I have data arrays (361x361) for Jan, Feb, March, Apr, Oct, Nov and Dec for a given year.
So far I've been storing them in individual netcdfs for every month in the year (e.g. 03.nc, 10.nc)
I'd like to combine all months into one netcdf, so that I can do something like:
march_data = data.sel(month='03')
or alternatively data.sel(month=3))
So far I've only been able to stack the monthly data in a 361x361x7 array and it's unhelpfully indexed so that to get March data you need to do data[:,:,2] and to get October it's data[:,:,4]. Clearly 2 & 4 do not intuitively correspond to the months of March and October. This is in part because python is indexed from zero and in part because I'm missing the summer months. I could put nan fields in for the missing months, but that wouldn't solve the index-0 issue.
My attempt so far:
data = xarray.Dataset( data_vars={'ice_type':(['x','y','time'],year_array),},
coords={'lon':(['x','y'],lon_target),
'lat':(['x','y'],lat_target),
'month_number':(['time'],month_int)})
Here year_array
is a 361x361x7 numpy array, and month_int
is a list that maps the third index of year_array
to the month number: [1,2,3,4,10,11,12]
.
When I try to get Oct data with oct = data.sel(month_number=10)
it throws an error.
On a side note, I'm aware that there's possibly a solution to be found here, but to be honest I don't understand how it works. My confusion is mostly based around how they use 'time' both as a dictionary key and list of times at the same time.

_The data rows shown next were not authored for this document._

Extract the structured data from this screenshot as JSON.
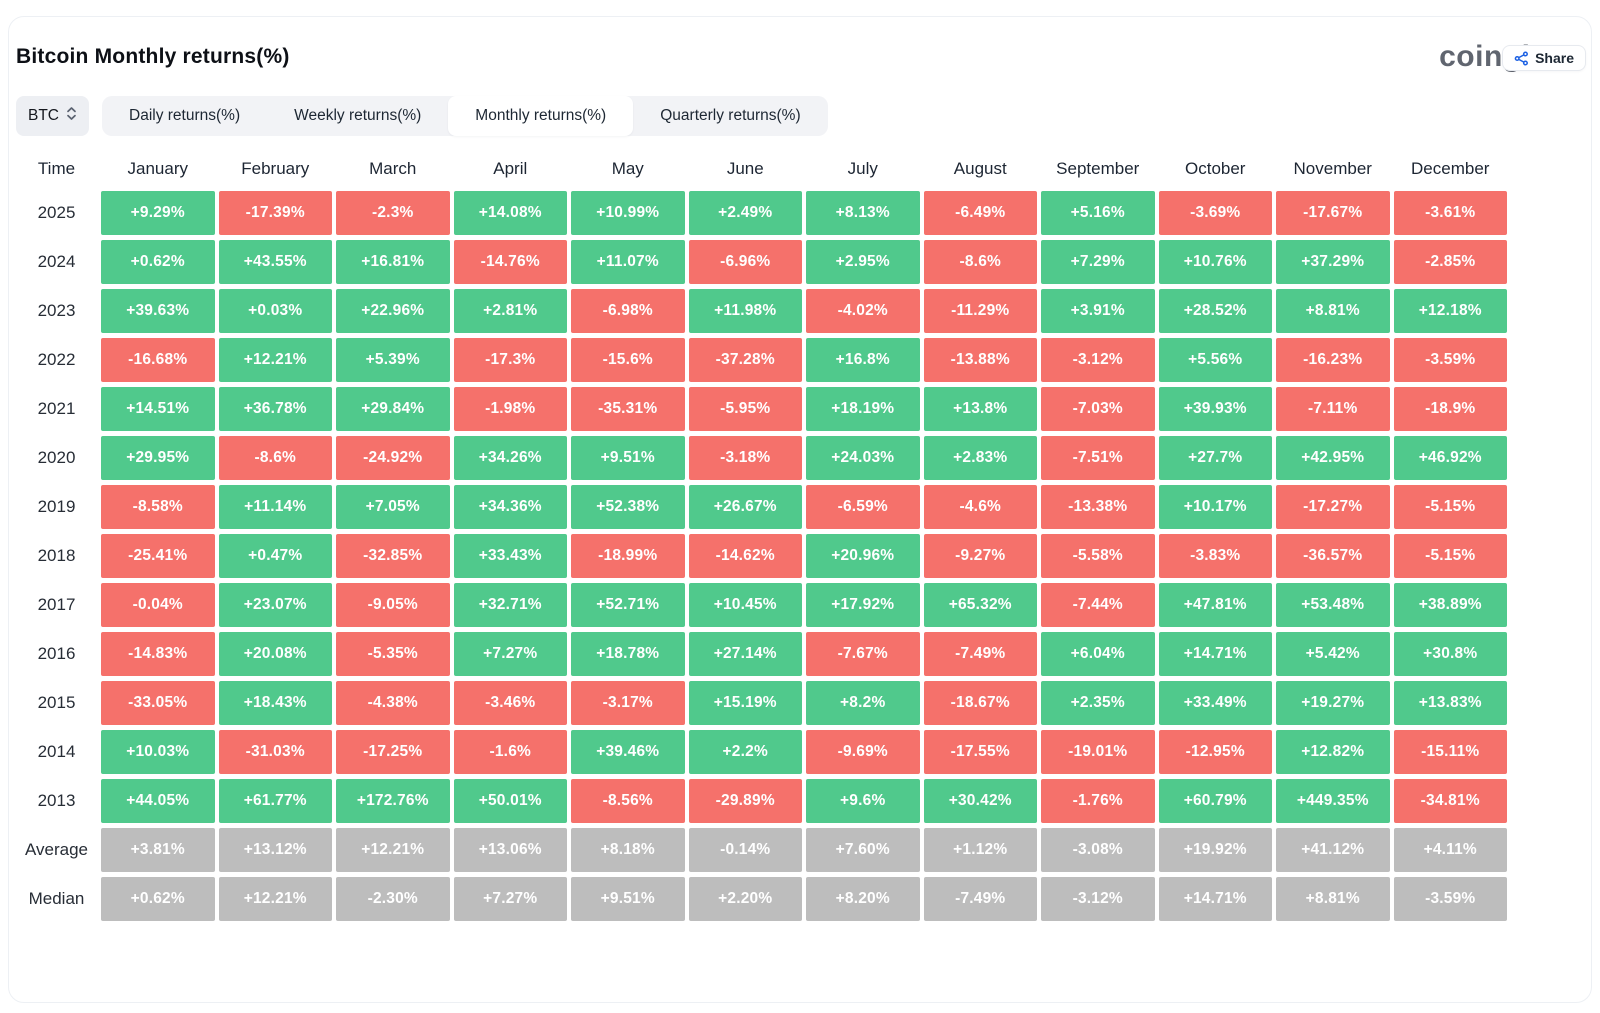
{
  "share": {
    "label": "Share"
  },
  "header": {
    "title": "Bitcoin Monthly returns(%)",
    "logo": "coinglass"
  },
  "controls": {
    "coin_selector": {
      "value": "BTC"
    },
    "tabs": [
      {
        "label": "Daily returns(%)",
        "active": false
      },
      {
        "label": "Weekly returns(%)",
        "active": false
      },
      {
        "label": "Monthly returns(%)",
        "active": true
      },
      {
        "label": "Quarterly returns(%)",
        "active": false
      }
    ]
  },
  "colors": {
    "positive": "#50c98c",
    "negative": "#f5716b",
    "neutral": "#bdbdbd",
    "accent_blue": "#1d61e3"
  },
  "table": {
    "columns": [
      "Time",
      "January",
      "February",
      "March",
      "April",
      "May",
      "June",
      "July",
      "August",
      "September",
      "October",
      "November",
      "December"
    ],
    "rows": [
      {
        "label": "2025",
        "summary": false,
        "values": [
          "+9.29%",
          "-17.39%",
          "-2.3%",
          "+14.08%",
          "+10.99%",
          "+2.49%",
          "+8.13%",
          "-6.49%",
          "+5.16%",
          "-3.69%",
          "-17.67%",
          "-3.61%"
        ]
      },
      {
        "label": "2024",
        "summary": false,
        "values": [
          "+0.62%",
          "+43.55%",
          "+16.81%",
          "-14.76%",
          "+11.07%",
          "-6.96%",
          "+2.95%",
          "-8.6%",
          "+7.29%",
          "+10.76%",
          "+37.29%",
          "-2.85%"
        ]
      },
      {
        "label": "2023",
        "summary": false,
        "values": [
          "+39.63%",
          "+0.03%",
          "+22.96%",
          "+2.81%",
          "-6.98%",
          "+11.98%",
          "-4.02%",
          "-11.29%",
          "+3.91%",
          "+28.52%",
          "+8.81%",
          "+12.18%"
        ]
      },
      {
        "label": "2022",
        "summary": false,
        "values": [
          "-16.68%",
          "+12.21%",
          "+5.39%",
          "-17.3%",
          "-15.6%",
          "-37.28%",
          "+16.8%",
          "-13.88%",
          "-3.12%",
          "+5.56%",
          "-16.23%",
          "-3.59%"
        ]
      },
      {
        "label": "2021",
        "summary": false,
        "values": [
          "+14.51%",
          "+36.78%",
          "+29.84%",
          "-1.98%",
          "-35.31%",
          "-5.95%",
          "+18.19%",
          "+13.8%",
          "-7.03%",
          "+39.93%",
          "-7.11%",
          "-18.9%"
        ]
      },
      {
        "label": "2020",
        "summary": false,
        "values": [
          "+29.95%",
          "-8.6%",
          "-24.92%",
          "+34.26%",
          "+9.51%",
          "-3.18%",
          "+24.03%",
          "+2.83%",
          "-7.51%",
          "+27.7%",
          "+42.95%",
          "+46.92%"
        ]
      },
      {
        "label": "2019",
        "summary": false,
        "values": [
          "-8.58%",
          "+11.14%",
          "+7.05%",
          "+34.36%",
          "+52.38%",
          "+26.67%",
          "-6.59%",
          "-4.6%",
          "-13.38%",
          "+10.17%",
          "-17.27%",
          "-5.15%"
        ]
      },
      {
        "label": "2018",
        "summary": false,
        "values": [
          "-25.41%",
          "+0.47%",
          "-32.85%",
          "+33.43%",
          "-18.99%",
          "-14.62%",
          "+20.96%",
          "-9.27%",
          "-5.58%",
          "-3.83%",
          "-36.57%",
          "-5.15%"
        ]
      },
      {
        "label": "2017",
        "summary": false,
        "values": [
          "-0.04%",
          "+23.07%",
          "-9.05%",
          "+32.71%",
          "+52.71%",
          "+10.45%",
          "+17.92%",
          "+65.32%",
          "-7.44%",
          "+47.81%",
          "+53.48%",
          "+38.89%"
        ]
      },
      {
        "label": "2016",
        "summary": false,
        "values": [
          "-14.83%",
          "+20.08%",
          "-5.35%",
          "+7.27%",
          "+18.78%",
          "+27.14%",
          "-7.67%",
          "-7.49%",
          "+6.04%",
          "+14.71%",
          "+5.42%",
          "+30.8%"
        ]
      },
      {
        "label": "2015",
        "summary": false,
        "values": [
          "-33.05%",
          "+18.43%",
          "-4.38%",
          "-3.46%",
          "-3.17%",
          "+15.19%",
          "+8.2%",
          "-18.67%",
          "+2.35%",
          "+33.49%",
          "+19.27%",
          "+13.83%"
        ]
      },
      {
        "label": "2014",
        "summary": false,
        "values": [
          "+10.03%",
          "-31.03%",
          "-17.25%",
          "-1.6%",
          "+39.46%",
          "+2.2%",
          "-9.69%",
          "-17.55%",
          "-19.01%",
          "-12.95%",
          "+12.82%",
          "-15.11%"
        ]
      },
      {
        "label": "2013",
        "summary": false,
        "values": [
          "+44.05%",
          "+61.77%",
          "+172.76%",
          "+50.01%",
          "-8.56%",
          "-29.89%",
          "+9.6%",
          "+30.42%",
          "-1.76%",
          "+60.79%",
          "+449.35%",
          "-34.81%"
        ]
      },
      {
        "label": "Average",
        "summary": true,
        "values": [
          "+3.81%",
          "+13.12%",
          "+12.21%",
          "+13.06%",
          "+8.18%",
          "-0.14%",
          "+7.60%",
          "+1.12%",
          "-3.08%",
          "+19.92%",
          "+41.12%",
          "+4.11%"
        ]
      },
      {
        "label": "Median",
        "summary": true,
        "values": [
          "+0.62%",
          "+12.21%",
          "-2.30%",
          "+7.27%",
          "+9.51%",
          "+2.20%",
          "+8.20%",
          "-7.49%",
          "-3.12%",
          "+14.71%",
          "+8.81%",
          "-3.59%"
        ]
      }
    ]
  }
}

I think I've written a helper function to do something just like that:
def combine_new_ds_dim(ds_dict, new_dim_name):
"""
Combines a dictionary of datasets along a new dimension using dictionary keys
as the new coordinates.
Parameters
----------
ds_dict : dict
Dictionary of xarray Datasets or dataArrays
new_dim_name : str
The name of the newly created dimension
Returns
-------
xarray.Dataset
Merged Dataset or DataArray
Raises
------
ValueError
If the values of the input dictionary were of an unrecognized type
"""
expanded_dss = []
for k, v in ds_dict.items():
expanded_dss.append(v.expand_dims(new_dim_name))
expanded_dss[-1][new_dim_name] = [k]
new_ds = xr.concat(expanded_dss, new_dim_name)
return new_ds
If you have all of the data in individual netcdfs then you should be able to import them into individual dataArray
's. Assuming you've done that, you could then do
month_das = {
1: january_da,
2: february_da,
...
12: december_da
}
year_data = combine_new_ds_dim(month_das, 'month')
which would be the concatenation of all of the data along the new dimension month
with the desired coordinates. I think the main loop of the function is easy enough to separate if you want to use that alone.
EDIT:
For anyone looking at this in the future, there's a much easier way of doing this with builtin xarray functions. You can just concatenate along a new dimension
year_data = xr.concat([january_da, february_da, ..., december_da], dim="month")
which will create a new dataArray
with the constituent arrays concatenated along a new dimension, but without coordinates on that dimension. To add coordinates,
year_data["month"] = [1, 2, ..., 12]
at which point year_data
will be concatenated along the new dimension "month" and will have the desired coordinates along that dimension.